With protein design dating back to the mid-1970s, today’s scientists have access to a huge amount of information and tools that they can use to create proteins – such abundant, diverse material, in fact, that the data they need may be hard to find. Relevant information available to researchers includes resources as varied as protein sequences and databases of molecules and their individual properties.
The EU-funded EVO-COUPLINGS project is developing algorithms capable of exploiting the large amount of available data and quickly deducing the biological functionality of individual proteins. The four-year project ends in December 2018. It is funded by a grant from the EU’s Marie Skłodowska-Curie actions programme.
“Our research lets us better understand protein structure and function, which will ultimately lead to new methods for protein design,” says lead researcher Lucy Colwell of the University of Cambridge, UK. “Being able to better design proteins will have a profound impact on, for example, the development of drugs, and thus could very well be a key to our ability to treat and cure many diseases.”
Making sense of all the data
Proteins are large molecules consisting of at least one chain of amino acid residues. They perform a range of important functions, including replicating DNA, responding to stimuli and transporting small molecules.
Different amino acid sequences result in different proteins that serve different functions. By altering this sequence – or creating a new sequence from scratch – scientists design new proteins to serve specific functions.
In fact, for several decades, scientists have been doing exactly this, generating a wealth of information and tools in the process. The ability to access these valuable resources opens up an exciting research frontier. However, while the sheer amount of data holds huge potential, new analysis methods are required to understand the data.

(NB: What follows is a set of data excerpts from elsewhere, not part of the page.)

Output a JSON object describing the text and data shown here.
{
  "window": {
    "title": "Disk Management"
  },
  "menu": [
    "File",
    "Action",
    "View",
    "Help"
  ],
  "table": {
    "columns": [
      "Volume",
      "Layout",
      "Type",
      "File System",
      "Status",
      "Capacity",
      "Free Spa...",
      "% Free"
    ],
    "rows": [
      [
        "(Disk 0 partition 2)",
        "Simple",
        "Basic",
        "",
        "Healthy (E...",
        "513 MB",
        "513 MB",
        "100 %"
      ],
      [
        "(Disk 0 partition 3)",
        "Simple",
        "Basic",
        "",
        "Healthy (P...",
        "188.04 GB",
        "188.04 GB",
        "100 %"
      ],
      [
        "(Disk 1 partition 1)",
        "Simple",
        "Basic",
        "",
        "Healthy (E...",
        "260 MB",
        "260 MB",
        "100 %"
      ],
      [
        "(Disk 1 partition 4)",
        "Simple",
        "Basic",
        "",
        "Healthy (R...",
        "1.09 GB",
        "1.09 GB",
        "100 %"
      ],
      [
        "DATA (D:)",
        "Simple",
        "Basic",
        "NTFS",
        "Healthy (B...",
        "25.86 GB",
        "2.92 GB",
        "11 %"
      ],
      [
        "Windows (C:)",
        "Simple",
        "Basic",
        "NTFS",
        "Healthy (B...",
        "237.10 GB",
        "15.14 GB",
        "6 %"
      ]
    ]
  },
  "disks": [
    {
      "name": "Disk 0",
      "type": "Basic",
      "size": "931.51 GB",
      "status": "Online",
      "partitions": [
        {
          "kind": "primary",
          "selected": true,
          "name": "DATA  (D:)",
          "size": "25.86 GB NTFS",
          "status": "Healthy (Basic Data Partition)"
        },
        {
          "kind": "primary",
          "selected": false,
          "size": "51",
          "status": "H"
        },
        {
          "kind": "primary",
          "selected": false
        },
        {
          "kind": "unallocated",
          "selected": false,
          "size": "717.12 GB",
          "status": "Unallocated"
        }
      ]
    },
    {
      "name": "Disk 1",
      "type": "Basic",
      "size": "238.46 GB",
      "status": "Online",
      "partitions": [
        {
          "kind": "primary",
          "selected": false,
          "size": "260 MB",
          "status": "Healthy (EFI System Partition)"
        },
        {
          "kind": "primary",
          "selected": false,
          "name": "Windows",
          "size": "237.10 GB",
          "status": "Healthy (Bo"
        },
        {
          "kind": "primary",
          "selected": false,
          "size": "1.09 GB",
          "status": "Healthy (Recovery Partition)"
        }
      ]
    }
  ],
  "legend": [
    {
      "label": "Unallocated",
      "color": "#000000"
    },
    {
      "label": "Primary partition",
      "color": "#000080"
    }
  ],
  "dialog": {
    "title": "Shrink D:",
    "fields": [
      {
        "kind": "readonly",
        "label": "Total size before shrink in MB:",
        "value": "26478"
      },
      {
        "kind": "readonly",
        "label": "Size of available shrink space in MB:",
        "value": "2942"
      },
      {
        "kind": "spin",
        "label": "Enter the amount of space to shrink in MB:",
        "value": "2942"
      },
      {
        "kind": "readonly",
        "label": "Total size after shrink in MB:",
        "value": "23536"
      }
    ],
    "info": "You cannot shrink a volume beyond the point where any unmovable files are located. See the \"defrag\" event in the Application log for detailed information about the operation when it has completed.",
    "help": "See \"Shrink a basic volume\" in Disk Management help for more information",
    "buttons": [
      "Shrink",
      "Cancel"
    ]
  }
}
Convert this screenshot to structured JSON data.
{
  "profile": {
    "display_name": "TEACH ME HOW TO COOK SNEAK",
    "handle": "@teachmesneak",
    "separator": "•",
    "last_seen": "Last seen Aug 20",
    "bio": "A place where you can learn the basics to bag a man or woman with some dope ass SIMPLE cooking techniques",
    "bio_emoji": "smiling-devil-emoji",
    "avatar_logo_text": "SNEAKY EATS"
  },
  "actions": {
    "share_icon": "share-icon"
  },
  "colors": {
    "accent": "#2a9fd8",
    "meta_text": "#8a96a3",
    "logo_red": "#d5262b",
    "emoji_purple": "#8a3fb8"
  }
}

According to Colwell, the goal of protein design is to find a protein sequence that will carry out a specific function. To accomplish this, if the right methods can be developed, the researcher will be able to exploit the knowledge held in databases as a shortcut to finding sequences that are likely to work.
EVO-COUPLINGS is developing powerful algorithms to solve this problem. The project’s algorithms are designed to exploit the available data and quickly provide leads as to the likely function of specific sequences. Having this information, says Colwell, is important because evolution produces many different examples of the same proteins, with small differences between versions occurring in different organisms.
“For example, the haemoglobin that is found in humans is slightly different from the haemoglobin found in other species,” she explains. “By using statistical inference to model how these small differences occur, we can extract information from the data and make accurate predictions about protein structure and function.”
Predicting protein structure
The project has already demonstrated the possibility of deducing the functionality of a protein by using new algorithms, Colwell observes. This discovery, she says, “provides the basis for a new generation of approaches that can be used to predict protein structures, thus significantly improving the state of the art in the field.”